To That Silence, I Told Everything | Xiao Yue Shan | Granta

To That Silence, I Told Everything

Xiao Yue Shan

There are supposedly four hundred people living in the northern village of Skagaströnd, Iceland, but if all I had to go on was my own knowing, the number would dwindle to a finger-count. Along the coastline, the dice-toss of homes ranged silent and secretive. There were lamps in windows and linens ghosting on washing lines, hinting at bodies that read by yellow light or slept in navy cotton – but I hardly ever came across them. Though the lines and pathways that had brought me here required a great number of convergences and intersections, it was parallels that greeted me upon my arrival. The distance between the Iceland Sea and the mountain Spákonufell, the way the road mirrored perfectly the winding turns and curves of the earth, how the silence of the people never even touched the immense voices of the landscape. Day after day I walked the fifteen minutes between a kingfisher-blue house and a library that seemed to rest at the end of the world, along whistling water and dark rocks, past the diminutive structures, the upwards sweep of land behind them, the solid weather.

The library was coated seashell white, rimmed red. From one window there could be nothing but blue, then from the opposite nothing but black. When I unlocked the doors in the afternoon, the only evidence of other comings and goings were footprints on the tiles, and when I locked them once again at night, I turned to face a tremendous silence. It wasn’t the end of the world, of course. Local fishing boats docked at irregular hours, skimming back and forth with their catch of Atlantic cod. Fresh lilies and carnations appeared daily, somehow miraculously, in the only supermarket. Armoured tyres carved tracks along the single two-lane road. The darkness, the seclusion, the nothingness – it was only frightening because I was in someone else’s home, furnished with symbols and inheritances I could not read. I had to move within it slowly, making my way through a labyrinth of invisible facts, invisible company, invisible testimonies of living.
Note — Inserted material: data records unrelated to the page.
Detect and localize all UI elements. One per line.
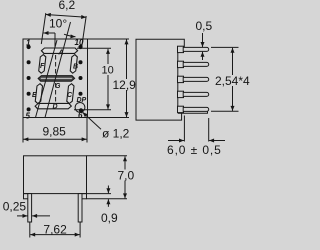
- dim 6,2 line: [46, 15, 86, 18]
- dim 0,5 arrow top: [202, 33, 204, 47]
- svg-text:7,62: 7,62: [43, 223, 67, 237]
- svg-text:6,0 ± 0,5: 6,0 ± 0,5: [167, 143, 222, 157]
- dim 7,62 line: [30, 234, 79, 236]
- dim 2,54 line: [232, 48, 234, 111]
- dim 7,62 ext left: [29, 223, 31, 238]
- pins shelf: [178, 111, 208, 113]
- svg-text:0,5: 0,5: [196, 19, 213, 33]
- pin 2 root: [178, 61, 184, 67]
- dim 6,2 ext left: [41, 13, 46, 44]
- dim 9,85 ext left: [22, 118, 24, 143]
- svg-text:0,25: 0,25: [3, 199, 27, 213]
- pin dot 5: [27, 107, 31, 111]
- left foot: [24, 194, 29, 199]
- svg-text:10: 10: [102, 65, 114, 77]
- dim 0,9 arrow top: [107, 186, 109, 194]
- dim 7,0 ext bottom: [87, 193, 112, 195]
- package body side: [136, 39, 184, 120]
- segment E: [35, 84, 43, 104]
- segment B: [70, 55, 78, 74]
- pin dot 8: [79, 76, 83, 80]
- svg-text:2,54*4: 2,54*4: [215, 74, 250, 88]
- halo 12,9: [111, 79, 135, 90]
- pin 5 side: [183, 107, 209, 111]
- package body bottom view: [24, 156, 87, 194]
- svg-text:6: 6: [78, 111, 83, 120]
- left lead: [28, 194, 32, 222]
- dim 6,0 ext right: [208, 118, 210, 142]
- pin dot 3: [27, 76, 31, 80]
- svg-text:6,2: 6,2: [59, 0, 76, 12]
- dim 7,0 line: [124, 156, 126, 198]
- segment F: [38, 55, 46, 74]
- segment G: [38, 76, 75, 82]
- 7-segment digit (skewed 8deg): [34, 48, 78, 109]
- dim 9,85 ext right: [86, 118, 88, 143]
- vertical angle reference: [54, 33, 56, 47]
- svg-text:5: 5: [26, 112, 31, 121]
All throughout the ungiving frost of March I repeated the same routine, entering the library in the late afternoon and leaving long after all the other lights in the town muted low. I had taken a month-long writing residency, continuing an ongoing project of writing poems that follow the logic and narratives of coastlines. Having lived most of my life on islands, their precarious, stranded geography has always moved me: the fluid nature of human life in constant negotiation with water. Iceland was a further elaboration of this project, after Hong Kong, Vancouver Island and Japan – and because it was the last, it became a place where all those previously disparate points coalesced. In drafts and carbons, I traced a path backwards through the red bridges and porous torii gates of Iwaki; skeletons of tsunami-swallowed structures in Fukushima; the patterned flanks of Aomori horses, spruce and cedar along Strathcona inlets; the greening islets of Kyuquot Sound. And when I raised my head from the paper, I looked out the window at a familiar tableau – the blue broadside, the finer line of blue in the distance, the black. Eternal division of land and sea. But that remembered image in the window soon recedes, as if a camera is pulling back, and I am left in the library, surrounded by books I cannot read. The sea-lines of my life demur, paling to the enormous gulf that surges underfoot.

Gradually, as the landmarks of journey diluted into the familiar physical patterns of commute, the days began to feel softer with wear. The black stones became footholds, the windows became facades, and the silence – well, one never gets used to it. But after a week or so, the flow of that silence, which swept up every footstep, every whistle in its appetite, laid down against the landscape. By then, it was not simply that I was walking down silent streets, opening silent doors, walking down silent hallways to enter silent rooms, but that I was being carried through silence itself.


Xiao Yue Shan

Xiao Yue Shan is a poet living on Vancouver Island. How Often I have Chosen Love was published in 2019. Then Telling Be the Antidote will be published in 2023.